The garage that Gogola himself crawled out of was in suburban Michigan, where he started The Obscure with boyhood chum Brian Wieck in late 1991, toward the end of their high school careers. "There's nothing else to do when it's cold as hell in Detroit," Gogola explains with a chuckle. Apparently, there was little else to do on hot days as well. After the band scattered to different colleges, they still reassembled over the summer to jam--Gogola on guitar and keyboards, Wieck on bass, and Dave Megyesi on drums. "By '96," Gogola recalls, "We started getting decent." Then Gogola completed his bachelor's degree in mechanical engineering from Michigan State, and he moved to Nashville to get his master's at Vanderbilt. Both Wieck and Megyesi said they'd follow Gogola to Nashville, but only Wieck obliged, arriving in 1998. Meanwhile, Gogola went from studying at Vanderbilt to working there, after he was offered a research position. "I get to dress like a grad student," Gogola says, "But I get paid a lot more." The band reformed with Danny Sloan on drums and Gogola's Vandy pal Doug Tewksbury adding more guitar, but they quickly found out how difficult it is to crack Nashville's rock scene.
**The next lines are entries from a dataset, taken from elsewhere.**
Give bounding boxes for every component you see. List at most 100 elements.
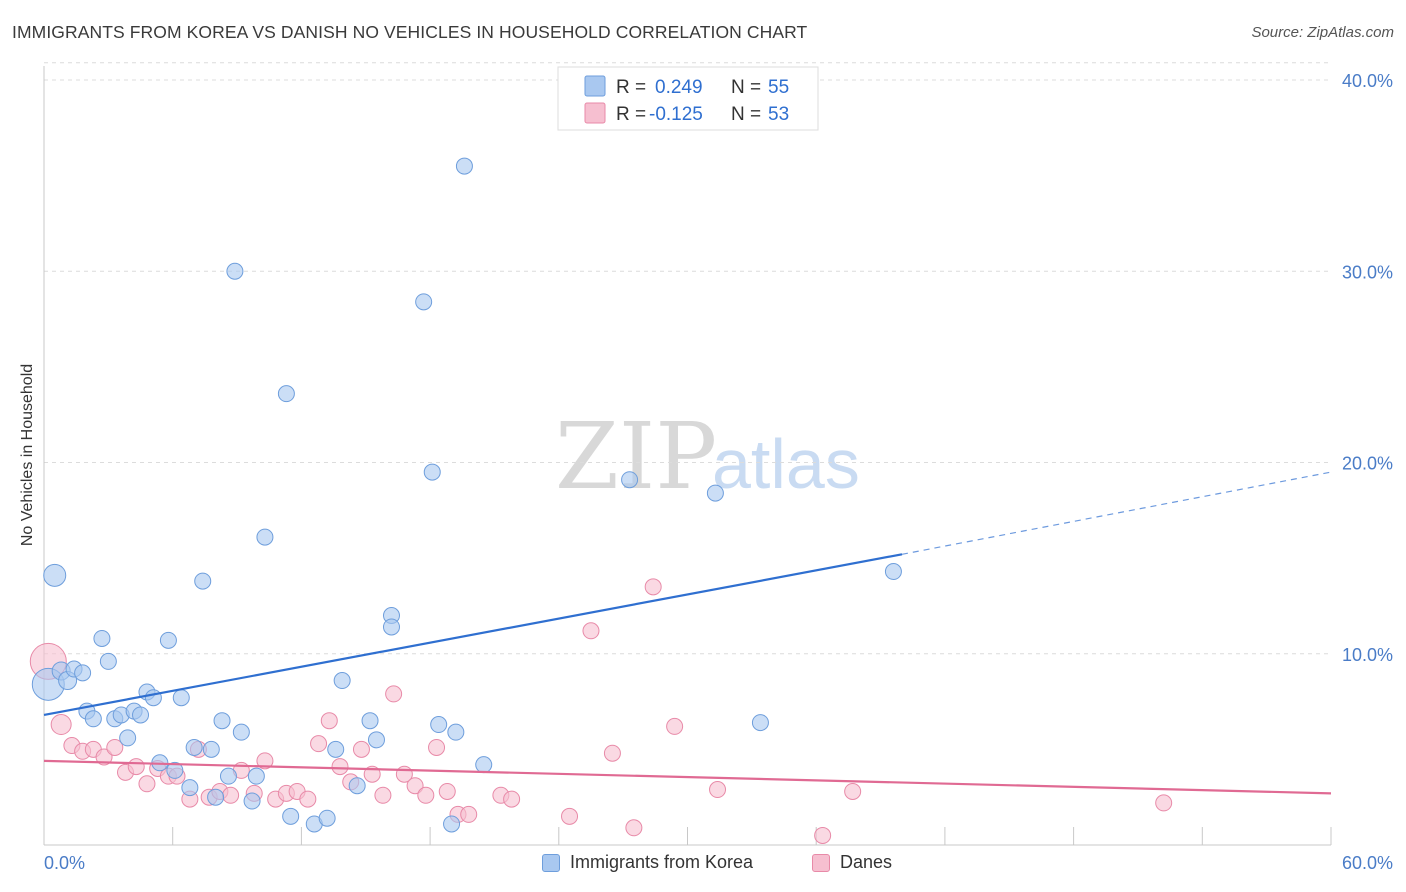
- legend-n-label-danes: N =: [731, 104, 761, 125]
- legend-n-label-korea: N =: [731, 77, 761, 98]
- korea-point-1: [43, 563, 67, 587]
- legend-n-value-korea: 55: [768, 77, 789, 98]
- x-tick-max: 60.0%: [1342, 853, 1393, 873]
- korea-point-53: [751, 714, 769, 732]
- danes-point-31: [374, 786, 392, 804]
- danes-point-34: [406, 777, 424, 795]
- korea-point-8: [93, 629, 111, 647]
- korea-point-39: [348, 777, 366, 795]
- korea-point-27: [219, 767, 237, 785]
- danes-point-8: [127, 758, 145, 776]
- danes-point-20: [256, 752, 274, 770]
- grid-lines: [44, 62, 1331, 655]
- danes-point-46: [644, 578, 662, 596]
- korea-point-5: [74, 664, 92, 682]
- danes-point-6: [106, 738, 124, 756]
- korea-point-41: [367, 731, 385, 749]
- bottom-legend-danes: Danes: [812, 852, 892, 873]
- bottom-swatch-korea: [542, 853, 560, 872]
- watermark-zip: ZIP: [555, 403, 717, 510]
- bottom-legend-label-danes: Danes: [840, 852, 893, 872]
- korea-point-31: [247, 767, 265, 785]
- korea-point-49: [455, 157, 473, 175]
- korea-points: [31, 157, 902, 833]
- legend-swatch-korea: [584, 75, 606, 97]
- danes-point-44: [603, 744, 621, 762]
- legend-n-value-danes: 53: [768, 104, 789, 125]
- danes-point-45: [625, 819, 643, 837]
- korea-point-45: [423, 463, 441, 481]
- korea-point-26: [213, 712, 231, 730]
- korea-point-18: [159, 631, 177, 649]
- legend-r-label-korea: R =: [616, 77, 646, 98]
- danes-point-37: [438, 782, 456, 800]
- legend-r-value-korea: 0.249: [655, 77, 703, 98]
- korea-point-29: [232, 723, 250, 741]
- danes-point-42: [561, 807, 579, 825]
- danes-point-36: [428, 738, 446, 756]
- korea-point-52: [706, 484, 724, 502]
- danes-point-29: [352, 740, 370, 758]
- korea-point-36: [318, 809, 336, 827]
- korea-point-30: [243, 792, 261, 810]
- korea-point-24: [202, 740, 220, 758]
- danes-point-17: [222, 786, 240, 804]
- danes-point-25: [310, 735, 328, 753]
- danes-point-26: [320, 712, 338, 730]
- korea-point-19: [166, 761, 184, 779]
- legend-r-value-danes: -0.125: [649, 104, 703, 125]
- korea-point-23: [194, 572, 212, 590]
- danes-point-41: [503, 790, 521, 808]
- korea-point-43: [382, 618, 400, 636]
- danes-point-39: [460, 805, 478, 823]
- x-tick-min: 0.0%: [44, 853, 85, 873]
- korea-point-16: [144, 689, 162, 707]
- y-tick-label-3: 40.0%: [1342, 71, 1393, 91]
- danes-point-48: [709, 781, 727, 799]
- watermark-atlas: atlas: [712, 425, 860, 503]
- danes-point-9: [138, 775, 156, 793]
- danes-point-49: [814, 826, 832, 844]
- danes-point-47: [666, 717, 684, 735]
- danes-point-5: [95, 748, 113, 766]
- danes-point-51: [1155, 794, 1173, 812]
- danes-point-27: [331, 758, 349, 776]
- danes-trend-line: [43, 759, 1332, 795]
- korea-point-21: [181, 779, 199, 797]
- korea-point-9: [99, 652, 117, 670]
- korea-point-50: [475, 756, 493, 774]
- korea-point-12: [119, 729, 137, 747]
- korea-point-47: [443, 815, 461, 833]
- chart-title: IMMIGRANTS FROM KOREA VS DANISH NO VEHIC…: [12, 22, 808, 42]
- y-tick-label-0: 10.0%: [1342, 645, 1393, 665]
- bottom-swatch-danes: [812, 853, 830, 872]
- korea-point-51: [621, 471, 639, 489]
- korea-point-37: [327, 740, 345, 758]
- correlation-legend: R = 0.249 N = 55 R = -0.125 N = 53: [557, 66, 819, 131]
- y-tick-label-1: 20.0%: [1342, 454, 1393, 474]
- korea-point-48: [447, 723, 465, 741]
- korea-point-7: [84, 710, 102, 728]
- korea-point-14: [132, 706, 150, 724]
- korea-point-32: [256, 528, 274, 546]
- korea-point-34: [282, 807, 300, 825]
- legend-r-label-danes: R =: [616, 104, 646, 125]
- korea-point-40: [361, 712, 379, 730]
- korea-point-46: [430, 716, 448, 734]
- korea-point-22: [185, 738, 203, 756]
- bottom-legend-label-korea: Immigrants from Korea: [570, 852, 754, 872]
- trend-lines: [43, 471, 1332, 795]
- korea-trend-line: [43, 553, 903, 717]
- danes-point-1: [50, 714, 72, 736]
- korea-point-25: [207, 788, 225, 806]
- danes-point-43: [582, 622, 600, 640]
- korea-point-54: [884, 563, 902, 581]
- y-tick-labels: 10.0% 20.0% 30.0% 40.0%: [1342, 71, 1393, 665]
- korea-point-20: [172, 689, 190, 707]
- danes-point-35: [417, 786, 435, 804]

As Gogola explains, "It's hard to get a gig without a CD, and we're pretty lazy, and we don't look the rock-star type."
But what Gogola calls "the Vandy connection" allowed him to guarantee club
owners a respectable audience of college students, and The Obscure soon
managed to work up to playing roughly once a month at The End and
Springwater, and occasionally at The Boro. In fact, Gogola says, "The
Murfreesboro scene has kind of adopted us." And the Nashville crowds who
have caught their raucous stage show have been knocked out as well. "In
Detroit, we were like...oh, another band," Gogola says. "Here, there's not
enough people who want to be The Who or The MC5." But the heart of the band, Gogola acknowledges, lies in the practice spaces and studios where they were born. And The Politics of Person reflects that insularity--the EP has an intentionally raw sound and is peppered with wiggy sound effects. Part of the disc's special quality is due to producer Brian Carter. "He's analog boy," Gogola says. "Everything had to be going through a box of tubes. It made it sound dirtier. Two-inch tape, old mics, old amps...vintage '50s and '60s stuff." The rest of The Obscure sound is homegrown--the quirky twists in structure and tempo are what Gogola thinks defines the band. "We consider ourselves part of the Sesame Street generation. The band for your short attention span. Always gotta be changing. We have that ingrained in our minds. We're also trying to write a little differently, different than what we've heard before. First and foremost, I want to write a really catchy song. I want it to be everything--it needs to be dancier, it needs to be heavier, it needs to be more melodic." He takes a breath. "Sometimes I end up merging two things together. You never know what to expect. "I definitely prefer recording," Gogola concludes. "I want to record Dark Side of the Moon." At Vanderbilt, Gogola works in the development of robotic insects--both crawling bugs and flying bugs--for surveillance. "The main problem is power consumption," he explains. "They [don't] last long. We're looking at a more efficient, smaller machine." He then launches into a long, technical description of how power can be generated through vibrations across ceramic, which create a resonant frequency or some such. He comes back to earth when he talks about what amazes him about his work. "The glory of nature," he sighs. "It's so amazing what a fly can do. There's no way we can come close to mimicking anything about it." If there's any connection between Gogola's day job and his nighttime hobby, it may be his sense of inventiveness. But that connection may have to be severed temporarily if The Obscure continue their recent upward trajectory. Currently, the band is thriving while a man short--Tewksbury is abroad in Europe for the next few months, and when he returns, the reunited quartet will have to make some choices about whether they want to keep heading toward the light that's suddenly broken through on their meandering path.
"We've had this band for so long," Gogola admits. "[And] it always starts
and stops." He hesitates, then says, "I'd like to see how far I can take
it, but I don't want to take the pay cut that's involved."